Dr. A. Harry Sharbaugh, Jr., and Robert L. Watters, both scientists in the General
Electric Research Laboratory, communicated across 800 feet, using high frequency
waves approaching the length of the longer light waves.
First amateur invasion into the super-high frequencies of wartime radar was reported
a few months ago at 5,300 megacycles when the Federal Communications Commission
first assigned these bands to amateur operators. 21,000 mc is the highest "ham-band"
below the 30,000-mc ceiling, above which amateur operation is unrestricted.
John L. Baird, "father of television," died June 14 at his home
in Sussex, England. His age was 58. He had been actively engaged in work and research
up to the beginning of his final illness.
Mr. Baird gave the first demonstration of true television before the Royal Institution
of Britain in January, 1926. In 1925, he successfully transmitted television images
across the Atlantic. A selected group of experts sat in the-basement "shack" of
Robert M. Hart, amateur radio operator of Hartsdale, N. Y., and saw the images of
a man and woman televised from Baird's London laboratory. In. September, 1929, the
British Broadcasting Company began a regular television service with the Baird system.
His early work with television was carried on in spite of the worst two obstacles
an inventor can face - lack of money and lack of prestige. Poor and unknown, he
was in 1923 down to his last ten dollars. A meeting with an old friend, Capt. O.
S. Hutcheson, resulted in raising enough money to carry his experiments on to success.
Work was being carried on by other television experimenters in the meantime -
notably by C. Francis Jenkins and Lee DeForest in America. Moving pictures in silhouette
form were sent by these experimenters, but it remained to Baird to transmit the
first real "live" television images.
Mr.
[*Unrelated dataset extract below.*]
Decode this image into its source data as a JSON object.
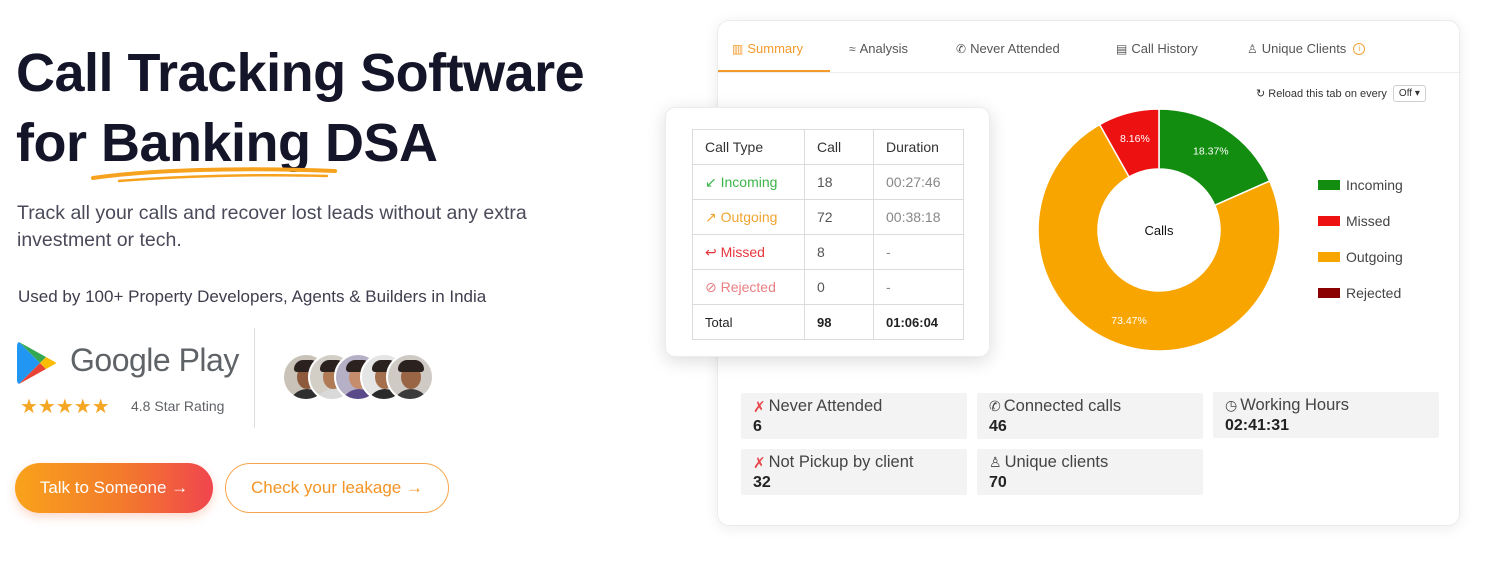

Baird has other inventions to his credit, and during the war invented the
noctovisor, a device for seeing in the dark by infrared rays. A new Baird color
television system was described in Radio-Craft, December, 1944. Called by him "Telechrome,"
it produced color pictures without moving mechanical parts. His latest television
improvement was demonstrated at London's Savoy Hotel a week before the inventor's
death. Scenes from the British victory parade were televised on the world's largest
direct-viewing screen - 21 by 23 inches.